High-performing automotive dealerships do not rely on intuition or seasonal luck. They manage their business through clearly defined Key Performance Indicators (KPI). These metrics allow control over the process, predictability of results, and sustainable growth.
Below are the reference values characteristic of elite structures in the Sales department.

1. Lead Response Time

Target standard: under 5 minutes
Elite level: 2–3 minutes

The speed of the first contact is a direct factor in conversion. After the tenth minute, the probability of a successful connection drops significantly. Delay is usually an organizational problem, not a marketing one.

Smaller dealerships often struggle here, which is why REFEREL Consulting has a dedicated BDC department (external call center) with specifically trained agents working with automotive dealer clients.

2. Appointment Set Rate

Standard: 35–45% of received leads

Standard: 35–45% of received leads
Below 30% indicates a weak call script, lack of communication control, or improper customer qualification. A structured Business Development Center (BDC) has a significant impact on this indicator.

3. Show Rate

Standard: 60–70%

An appointment only has value if the customer shows up. Below 55% means lost potential and wasted marketing resources. Effective structures use systematic confirmation and active reminders. The confirmation must be made by an employee who is NOT a salesperson.

4. Internet Close Rate

Standard: 12–18%

This indicator measures the effectiveness of the digital channel. Values below 10% show weak control over the process after the first appointment or lack of follow-up communication.

It is also a good indicator of the need for sales training and focus, giving management direction.

5. Additional Income from Financing and Insurance Products

Standard: 500–1,500 euro per vehicle
This includes revenue from financing, leasing, extended warranty, and insurance products. Weak performance indicates lack of standardized presentation and training.

6. Finance Penetration

Standard: 80–90% Financing is a strategic tool for increasing total revenue and controlling the deal process.

7. Extended Warranty Penetration

Standard: 45–55%

The sale of this product requires standardized argumentation and consistency in presentation. It must be sold by all departments within the dealership (salespeople, service advisors, etc.).

8. Annual Used Inventory Turn

Standard: 10–14 turns per year

Higher turnover improves return on capital. Slow turnover blocks resources and reduces overall profitability.

9. Percentage of Vehicles Over 60 Days in Stock

Standard: under 15%

A higher percentage indicates incorrect appraisal at acquisition, delayed price adjustment, or lack of discipline in inventory management.

10. Salesperson Productivity

Standard: 3–10 vehicles per month (depending on dealership size)

Below this monthly volume usually indicates a process problem, not an individual skill deficit.

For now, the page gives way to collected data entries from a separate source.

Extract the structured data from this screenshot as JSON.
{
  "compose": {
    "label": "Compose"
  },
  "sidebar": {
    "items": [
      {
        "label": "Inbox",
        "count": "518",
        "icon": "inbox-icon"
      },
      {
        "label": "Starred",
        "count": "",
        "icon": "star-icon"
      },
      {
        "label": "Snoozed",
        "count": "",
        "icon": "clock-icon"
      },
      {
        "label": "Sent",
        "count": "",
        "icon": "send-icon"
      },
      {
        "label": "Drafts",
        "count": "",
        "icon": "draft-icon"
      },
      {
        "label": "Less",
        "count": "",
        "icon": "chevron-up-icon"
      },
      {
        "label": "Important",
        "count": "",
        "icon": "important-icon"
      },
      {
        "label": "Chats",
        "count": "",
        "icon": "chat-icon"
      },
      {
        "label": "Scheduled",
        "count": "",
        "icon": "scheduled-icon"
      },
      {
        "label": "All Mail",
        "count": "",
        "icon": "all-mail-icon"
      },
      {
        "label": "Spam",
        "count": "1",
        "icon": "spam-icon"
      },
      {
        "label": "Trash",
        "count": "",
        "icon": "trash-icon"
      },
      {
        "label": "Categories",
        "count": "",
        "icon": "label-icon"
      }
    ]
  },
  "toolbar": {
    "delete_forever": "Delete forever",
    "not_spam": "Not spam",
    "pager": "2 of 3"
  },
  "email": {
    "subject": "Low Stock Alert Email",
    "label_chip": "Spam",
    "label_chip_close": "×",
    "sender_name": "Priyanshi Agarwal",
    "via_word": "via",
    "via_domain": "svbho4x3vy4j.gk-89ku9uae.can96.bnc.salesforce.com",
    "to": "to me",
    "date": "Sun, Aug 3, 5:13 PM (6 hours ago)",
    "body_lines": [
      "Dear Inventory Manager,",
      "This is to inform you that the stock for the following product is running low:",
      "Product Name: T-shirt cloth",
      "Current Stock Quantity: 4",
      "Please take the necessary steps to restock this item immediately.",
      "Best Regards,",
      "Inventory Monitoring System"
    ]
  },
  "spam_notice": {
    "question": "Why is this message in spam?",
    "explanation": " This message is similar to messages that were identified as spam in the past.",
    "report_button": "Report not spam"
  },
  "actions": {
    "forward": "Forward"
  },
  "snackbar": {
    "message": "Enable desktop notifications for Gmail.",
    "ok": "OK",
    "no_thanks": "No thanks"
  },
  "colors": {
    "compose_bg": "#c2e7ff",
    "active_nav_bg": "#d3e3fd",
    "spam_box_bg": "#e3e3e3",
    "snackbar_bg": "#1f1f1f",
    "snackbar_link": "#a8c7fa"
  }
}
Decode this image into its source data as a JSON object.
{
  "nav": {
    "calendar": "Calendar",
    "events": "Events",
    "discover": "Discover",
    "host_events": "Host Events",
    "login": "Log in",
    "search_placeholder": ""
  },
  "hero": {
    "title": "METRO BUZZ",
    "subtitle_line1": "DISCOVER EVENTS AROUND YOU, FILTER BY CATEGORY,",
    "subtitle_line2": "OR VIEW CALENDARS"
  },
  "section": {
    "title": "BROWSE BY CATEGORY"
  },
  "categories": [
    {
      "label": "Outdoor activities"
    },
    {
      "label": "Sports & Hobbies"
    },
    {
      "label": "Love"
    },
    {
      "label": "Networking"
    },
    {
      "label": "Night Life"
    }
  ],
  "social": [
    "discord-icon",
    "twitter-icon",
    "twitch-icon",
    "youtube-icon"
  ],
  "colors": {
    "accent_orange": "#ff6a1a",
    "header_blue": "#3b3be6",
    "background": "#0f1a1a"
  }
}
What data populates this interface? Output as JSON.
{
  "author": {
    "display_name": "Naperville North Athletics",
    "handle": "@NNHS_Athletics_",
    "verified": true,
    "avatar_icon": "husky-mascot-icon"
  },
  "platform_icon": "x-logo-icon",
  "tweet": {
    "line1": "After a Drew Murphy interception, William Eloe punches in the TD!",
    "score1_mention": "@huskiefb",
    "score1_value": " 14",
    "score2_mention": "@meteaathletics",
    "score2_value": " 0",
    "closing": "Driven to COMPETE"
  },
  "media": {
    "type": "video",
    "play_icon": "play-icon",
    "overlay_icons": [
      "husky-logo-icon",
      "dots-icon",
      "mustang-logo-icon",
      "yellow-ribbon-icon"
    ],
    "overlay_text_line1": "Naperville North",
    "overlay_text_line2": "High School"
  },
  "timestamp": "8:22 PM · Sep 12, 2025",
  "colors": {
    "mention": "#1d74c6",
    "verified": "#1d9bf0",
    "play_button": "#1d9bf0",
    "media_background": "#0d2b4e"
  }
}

11. Margin Drift in the Last 7 Days

Standard: under 200 euro variance

Daily margin control is an indicator of mature management. Large fluctuations show lack of pricing discipline.

Conclusion

In the Bulgarian automotive market, the most common problem is not lack of demand, but lack of a measurable and structured process. Delayed response, weak inventory control, and inconsistency in presenting financial products lead to lost profit. A major role is also played by the lack of specialized systems for controlling sales activity (CRM, DMS). In many cases, where such systems exist, they are not used due to high complexity or lack of management focus.

When indicators are measured daily and actively managed, results become predictable. Predictability is the foundation of sustainable growth in the automotive business.